An important aspect of this analysis is the relative independence of both spatial and temporal correlation functions to the stochastic fluctuations. Over a wide range of noise strengths (\({10}^{-9}< \gamma _{i}^{0} < {10}^{-2}\), i = 1, 2), the correlation functions showed no remarkable qualitative change and only minor quantitative changes, thereby confirming the stability of this model to noise perturbations. This, indirectly, explains why some earlier theories [16] have managed to model experimental results reasonably well for some cases, while faltering in others. For both spatial and temporal cross-correlations, the magnitudes are found to be comparable with that of their slow counterparts, a direct implication of long-ranged correlation amongst “fast” and “slow” diffusion paths. The results are very likely to see drastic change if nonlinear convective effects are introduced, as in fluid mixtures. The bulk energy transfer through stochastic resonance is a unique feature of prevailing randomness, and this should be explored further on the basis of existing or future experiments.

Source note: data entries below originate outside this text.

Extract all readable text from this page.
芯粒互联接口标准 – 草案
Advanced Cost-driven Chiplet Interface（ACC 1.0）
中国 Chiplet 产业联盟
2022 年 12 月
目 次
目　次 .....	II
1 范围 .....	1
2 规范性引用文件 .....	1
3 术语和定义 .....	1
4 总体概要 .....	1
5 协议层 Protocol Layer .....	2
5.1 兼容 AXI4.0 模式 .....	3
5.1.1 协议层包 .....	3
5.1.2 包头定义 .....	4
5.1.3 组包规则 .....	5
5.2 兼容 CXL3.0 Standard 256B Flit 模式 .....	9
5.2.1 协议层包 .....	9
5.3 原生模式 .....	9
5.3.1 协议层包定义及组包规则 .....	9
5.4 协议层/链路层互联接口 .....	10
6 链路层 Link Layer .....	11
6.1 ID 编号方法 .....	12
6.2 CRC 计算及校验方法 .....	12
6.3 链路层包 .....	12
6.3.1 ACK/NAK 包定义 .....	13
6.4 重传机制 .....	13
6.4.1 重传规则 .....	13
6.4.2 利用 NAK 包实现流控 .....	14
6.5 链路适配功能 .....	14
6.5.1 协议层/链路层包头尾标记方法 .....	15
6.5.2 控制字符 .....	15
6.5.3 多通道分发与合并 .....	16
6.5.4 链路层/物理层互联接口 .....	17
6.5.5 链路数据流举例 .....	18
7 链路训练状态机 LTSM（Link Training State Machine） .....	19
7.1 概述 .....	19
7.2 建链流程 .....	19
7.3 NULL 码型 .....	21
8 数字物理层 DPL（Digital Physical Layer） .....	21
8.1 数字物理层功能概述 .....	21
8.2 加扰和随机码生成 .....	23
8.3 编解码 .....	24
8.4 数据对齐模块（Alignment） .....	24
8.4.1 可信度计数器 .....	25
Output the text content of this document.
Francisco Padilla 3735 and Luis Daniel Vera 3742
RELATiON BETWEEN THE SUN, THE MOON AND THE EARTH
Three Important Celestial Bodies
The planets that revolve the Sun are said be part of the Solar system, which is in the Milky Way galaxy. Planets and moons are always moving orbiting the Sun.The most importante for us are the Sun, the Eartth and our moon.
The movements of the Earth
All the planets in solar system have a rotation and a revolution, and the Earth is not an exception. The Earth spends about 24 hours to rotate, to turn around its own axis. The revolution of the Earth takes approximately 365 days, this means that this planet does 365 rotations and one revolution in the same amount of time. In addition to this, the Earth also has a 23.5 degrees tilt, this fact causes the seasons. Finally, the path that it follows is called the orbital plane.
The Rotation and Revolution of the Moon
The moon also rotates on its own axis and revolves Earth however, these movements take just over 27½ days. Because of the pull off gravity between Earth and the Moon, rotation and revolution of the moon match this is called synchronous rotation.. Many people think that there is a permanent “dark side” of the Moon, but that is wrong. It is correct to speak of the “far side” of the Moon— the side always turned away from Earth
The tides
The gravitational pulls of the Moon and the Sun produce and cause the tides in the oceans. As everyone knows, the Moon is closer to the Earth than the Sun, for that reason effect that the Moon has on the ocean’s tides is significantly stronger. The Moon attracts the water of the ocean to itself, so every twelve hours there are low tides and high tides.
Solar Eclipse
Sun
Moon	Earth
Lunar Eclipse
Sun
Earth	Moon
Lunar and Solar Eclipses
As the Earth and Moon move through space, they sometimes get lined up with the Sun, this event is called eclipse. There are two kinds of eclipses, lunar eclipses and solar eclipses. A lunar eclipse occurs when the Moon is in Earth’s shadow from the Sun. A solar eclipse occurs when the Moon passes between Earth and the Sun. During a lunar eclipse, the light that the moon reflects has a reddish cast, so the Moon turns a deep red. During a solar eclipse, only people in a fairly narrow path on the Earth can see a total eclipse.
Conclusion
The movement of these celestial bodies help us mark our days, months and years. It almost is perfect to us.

In summary, we point out some interesting features that stochasticity brings into the double diffusivity model by forcing a conservative energy flux (i.e., rate change of the total diffusivity is zero) with stochastic perturbations. This is only a first step toward integrating the double diffusivity properties with real life fluctuations that could modulate the process. As this model and the corresponding higher-order diffusion equation have been shown to effectively interpret transport in heterogeneous media possessing more than one family of transport paths, as well as nonlinear phenomena at the nanoscale, more detailed analysis focusing on the precise nature of randomness, as also delving deeper into the microscopic dynamics of the process, need to be conducted in the future.